Yesterday I accidentally stuck myself with a cutting suture needle while we were performing an operation. I had on gloves and I felt my thumb hurt like it got pricked. There was no evidence of a puncture or blood on my gloves. I keep on squeezing my thumb during the operation and when I removed my gloves there was still no blood. I washed my thumb with soap and running water, then keep on applying alcohol. I keep on looking at my thumb because it hurts but there was no puncture or any evidence of a cut. I have been shocked by the incident and could not function properly since then. I did not report the incident yet. I am a mother of a 2 year old and I'm very worried of how this will affect my work and my family.
My patient is a 55 year old male driver who accidentally got hit a car. He had tattoos all over his body and had previous operations about 18 years ago. There was nothing on the chart with regards to HepB or HIV screening...
In general, the type of exposure that you described is low risk. Some of the important factors about the sharps exposure/needlestick are: volume of bodily fluid exchanged (likely very small amount if you had a small, shallow puncture), gauge of the needle, whether or not the sharp has a hollow bore (suture needles do not), HIV/Hepatitis C/Hepatitis B status of the source patient, whether or not the exposed person was wearing gloves, whether or not the exposed area was immediately cleaned.

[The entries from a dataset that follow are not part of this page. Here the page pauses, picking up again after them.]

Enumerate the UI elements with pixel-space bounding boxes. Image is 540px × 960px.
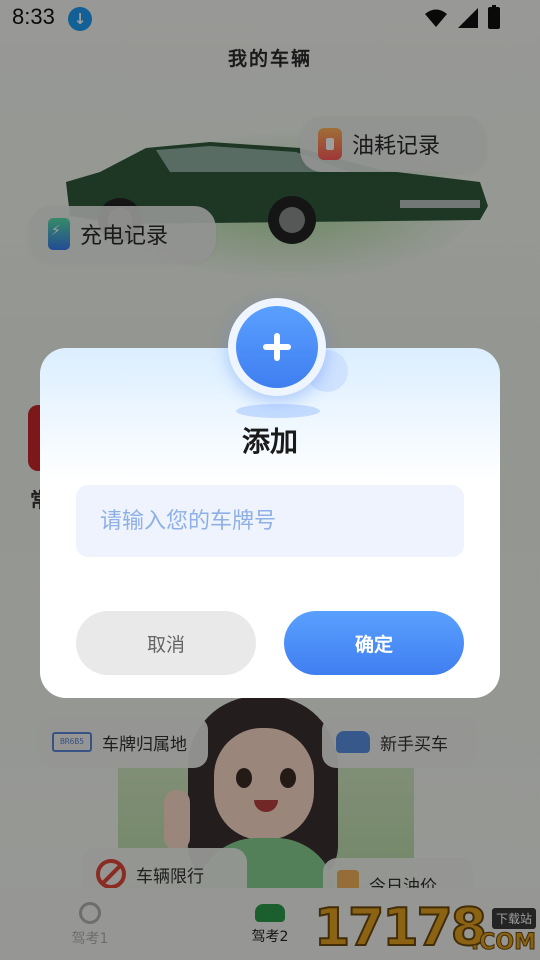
plus-shadow (236, 404, 320, 418)
plate-number-input[interactable] (76, 485, 464, 557)
plus-icon (236, 306, 318, 388)
plus-badge (228, 298, 348, 398)
confirm-button[interactable]: 确定 (284, 611, 464, 675)
cancel-button[interactable]: 取消 (76, 611, 256, 675)
dialog-title: 添加 (241, 425, 298, 458)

I recommend that you consult the CDC guidelines that I have included below to read more about exposures and risk. In general, exposures like the one that you describe are considered low risk. The most important unknown in the situation that you describe is the source patient's status with regard to HIV/Hepatitis C/Hepatitis B. If there is no information in the chart regarding this information, the recommendation is to report the incident (all exposures should be reported) and consult with your employee health services representative to and adhere to your institution's established policy and procedure to investigate the source patient's status. It is very important that this be done immediately after the exposure so that HIV prophylaxis can be started as soon as possible (if indicated).
While I cannot provide medical advice in your specific case, situations similar to the one you describe are generally "low" risk and HIV prophylaxis is not recommended. The finally decision regarding prophylaxis is dependent upon the factors that I have listed above.
Other important preventive measure are: up to date tetanus and hepatitis B immunity (vaccine series of three injections which can be confirmed by titers).
Please follow up with additional questions that you may have.
This answer is not intended as and does not substitute for medical or legal advice. The information presented in this posting is for patients’ education only. As always, I encourage you to see your personal physician for further evaluation of your individual case.